Wednesday 15 July 2009

Bases of Italy Pt 1: The Pizza Sauce

Experimenting with sauces is always fun, though not always pleasant (as I once found out) but there are two ways that I find make great Tomato Pizza Sauce.

The first method is partly courtesy of Saturday Kitchen Live by the BBC. It worked great:
Ingredients
  • 24 small vine tomatoes or 12 large vine tomatoes (including the vine)
    • 3-4 basil leaves or Oregano leaves (Depends on the flavour you want in your pizza)
    • Tomato puree
    • Boiling water

    Utensils
    • 1 Pressure Cooker
    • Masher
    • Saucepan
    • Stirring spoon
Cooking the Sauce

1. Separate tomatoes from vine and wash both.
2. Place vine tomatoes and vine into pressure cooker and add one tablespoon of boiling water.
3. Close pressure cooker and place on medium heat.
4. Leave tomatoes to 'pressurize'. Turn off heat when cooker begins to whistle. (Sounds like a strange notion but once the cooker is filled with steam it has no other option other than release it through the whistle at the top of the cooker.
5. Before opening the cooker be sure that all of the steam has left the cooker.
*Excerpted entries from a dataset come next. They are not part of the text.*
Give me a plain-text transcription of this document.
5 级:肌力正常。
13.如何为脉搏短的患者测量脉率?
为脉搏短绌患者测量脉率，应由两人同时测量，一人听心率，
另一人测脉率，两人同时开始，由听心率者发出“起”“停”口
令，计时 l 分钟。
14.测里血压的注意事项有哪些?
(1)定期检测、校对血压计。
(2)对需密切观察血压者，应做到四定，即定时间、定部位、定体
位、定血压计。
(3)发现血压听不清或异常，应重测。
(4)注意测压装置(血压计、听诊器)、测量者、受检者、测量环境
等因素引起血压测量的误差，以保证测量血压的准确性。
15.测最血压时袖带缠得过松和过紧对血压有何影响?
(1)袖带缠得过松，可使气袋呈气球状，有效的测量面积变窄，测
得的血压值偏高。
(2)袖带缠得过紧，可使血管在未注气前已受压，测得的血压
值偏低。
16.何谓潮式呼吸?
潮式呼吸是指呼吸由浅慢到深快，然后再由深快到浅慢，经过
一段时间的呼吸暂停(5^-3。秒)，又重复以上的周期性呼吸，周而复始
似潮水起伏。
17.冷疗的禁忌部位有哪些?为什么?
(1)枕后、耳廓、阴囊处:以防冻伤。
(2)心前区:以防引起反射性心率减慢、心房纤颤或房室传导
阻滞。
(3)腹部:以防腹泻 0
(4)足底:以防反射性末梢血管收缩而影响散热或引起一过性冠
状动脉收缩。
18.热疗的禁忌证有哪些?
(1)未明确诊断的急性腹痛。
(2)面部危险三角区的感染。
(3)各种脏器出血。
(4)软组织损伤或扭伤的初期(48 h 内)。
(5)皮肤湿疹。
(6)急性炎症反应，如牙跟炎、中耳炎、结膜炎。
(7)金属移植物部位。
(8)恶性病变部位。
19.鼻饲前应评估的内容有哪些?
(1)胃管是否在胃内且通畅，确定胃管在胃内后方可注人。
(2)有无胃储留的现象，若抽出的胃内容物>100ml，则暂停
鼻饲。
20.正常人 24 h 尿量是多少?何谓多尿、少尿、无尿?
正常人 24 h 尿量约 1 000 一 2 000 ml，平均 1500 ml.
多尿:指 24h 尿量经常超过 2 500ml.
This can be done manually by getting a fork/knife and, at arm's length, lifting the whistle. allowing any excess steam to dissipate.
6. Mash roughly and sauce is ready to use.

The second method is simpler, but gives great sauce (my own invention!)
1. Take large tube of tomato puree (or large tin) and empty contents into saucepan.
2. Turn on cooker, and set to low heat
3. Add triple the amount of boiling water to tomato puree and let it simmer to desired consistency whilst stirring occasionally. I like the consistency to be a little thick in that when I dip the stirring spoon it coats the spoon nicely . NB: if puree is double concentrate then add 1 extra measure to saucepan.
4. Add herbs such as oregano/basil
5. Sauce is ready to be used on the Pizza base.